Le gouvernement pourrait décider de supprimer la contribution à l'audiovisuel public. Le ministre de l'Action et des Comptes publics Gérald Darmanin a noté plusieurs raisons qui justifient la suppression de cette redevance TV.

Voilà une piste à laquelle on s’attendait pas : le gouvernement pourrait finalement décider de supprimer purement et simplement la contribution à l’audiovisuel public, aussi appelée redevance TV. Si rien n’a été décidé pour l’instant, cette perspective a néanmoins été esquissée ce vendredi 29 mars par Gérald Darmanin, ministre de l’Action et des Comptes publics, sur RMC.
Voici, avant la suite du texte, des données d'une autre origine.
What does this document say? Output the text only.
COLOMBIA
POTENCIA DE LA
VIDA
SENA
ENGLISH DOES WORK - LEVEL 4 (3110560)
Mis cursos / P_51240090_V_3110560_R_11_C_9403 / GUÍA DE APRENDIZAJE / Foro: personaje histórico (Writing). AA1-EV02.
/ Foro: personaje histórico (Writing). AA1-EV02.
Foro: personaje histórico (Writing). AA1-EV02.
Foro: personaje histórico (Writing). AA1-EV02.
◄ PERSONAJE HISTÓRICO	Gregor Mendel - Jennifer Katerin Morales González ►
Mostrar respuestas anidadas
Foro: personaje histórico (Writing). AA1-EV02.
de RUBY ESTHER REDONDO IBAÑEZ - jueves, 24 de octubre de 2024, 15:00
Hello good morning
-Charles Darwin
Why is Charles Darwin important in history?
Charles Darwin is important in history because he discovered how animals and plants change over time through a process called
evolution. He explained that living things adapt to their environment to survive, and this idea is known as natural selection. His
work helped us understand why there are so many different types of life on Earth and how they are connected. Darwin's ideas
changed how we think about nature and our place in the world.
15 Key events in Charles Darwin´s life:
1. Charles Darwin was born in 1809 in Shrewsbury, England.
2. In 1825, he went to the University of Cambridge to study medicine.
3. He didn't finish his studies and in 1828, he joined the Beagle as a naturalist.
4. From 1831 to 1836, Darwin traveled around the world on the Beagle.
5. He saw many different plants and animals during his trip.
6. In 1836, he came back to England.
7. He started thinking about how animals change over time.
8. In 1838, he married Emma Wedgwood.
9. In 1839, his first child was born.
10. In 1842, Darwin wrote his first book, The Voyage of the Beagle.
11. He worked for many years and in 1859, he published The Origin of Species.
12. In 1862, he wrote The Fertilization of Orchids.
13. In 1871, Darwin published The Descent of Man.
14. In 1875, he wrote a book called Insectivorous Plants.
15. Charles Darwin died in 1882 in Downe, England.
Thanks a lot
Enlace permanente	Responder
Téléviseur Samsung Q900R // Source : Samsung

Trois motifs justifient cette suppression

Plusieurs motifs justifient d’envisager la suppression de ce prélèvement. D’abord, une raison technique : « on ne saura plus comment l’adresser puisqu’on supprime la taxe d’habitation », prévient le ministre. Ce dispositif est en effet lié à cet impôt local, que le gouvernement est en train de supprimer progressivement. Celui-ci doit disparaître en totalité pour la majorité des foyers en 2020.

Ensuite, la réalité des usages, qui ont évolué ces dernières années. « Tout le monde sait aujourd’hui que l’on regarde la télévision, et singulièrement la télévision publique, par d’autres moyens qu’un écran de télévision », observe-t-il : la TV est vue depuis un PC, une tablette, un smartphone, via une application dédiée ou le site web. La redevance TV ne cible que les personnes possédant un téléviseur.

Enfin, l’influence évidente des gilets jaunes, qui a donné lieu à un grand débat, notamment sur la difficulté à boucler les fins de mois. « C’est l’impôt que paient le plus les gens, notamment les personnes âgées », note Gérald Darmanin. Or, les personnes âgées ont été l’un des contingents remarqués des gilets jaunes, notamment dans les zones rurales, où la difficulté de joindre les deux bouts a été relevée.

Idée en discussion au gouvernement

Il reste à connaître l’avis d’Emmanuel Macron et d’Édouard Philippe sur cette suppression. « Je l’ai proposée au président de la République et au Premier ministre. Nous aurons l’occasion de voir ce qu’ils décident », conclut-il, en admettant que cela pose des questions sur le financement de l’audiovisuel public. Questions qui devront être réglées avec la loi audiovisuelle prévue pour cet été, si cette piste est empruntée.

Au sein du gouvernement, il n’est en tout cas pas certain du tout que la proposition de Gérald Darmanin reçoive le soutien de Franck Riester. Le ministre de la Culture, en poste depuis l’automne, et qui porte justement la loi visant à réformer l’audiovisuel, a par le passé montré sa préférence pour une contribution universelle, que chacun paierait, sans que l’on ne tienne compte de la possession d’un téléviseur.

Franck Riester
Franck Riester. // Source : ActuaLitté

La redevance télévisée se compose d’un prélèvement annuel de 139 euros pour les personnes vivant en métropole et possédant un téléviseur dans leur foyer. Ce montant descend à 89 euros pour les personnes en outre-mer. Elle sert à financer France Télévisions, mais aussi Radio France, Arte, France Médias Monde (France 24, RFI, Monte Carlo Doualiya), TV5 Monde et l’INA. Elle aurait rapporté en 2017 3,2 milliards d’euros d’impôts.

Hormis la suppression pure et simple du dispositif, d’autres pistes existent : il y a le retour de la publicité sur le service public après 20 heures (absence qui est compensé par la taxe TOCE), l’élargissement de l’assiette à l’ensemble des contribuables, qu’ils aient ou non une TV chez eux (cela concernerait donc aussi les personnes n’ayant qu’un PC ou un mobile), ou la modulation selon les revenus.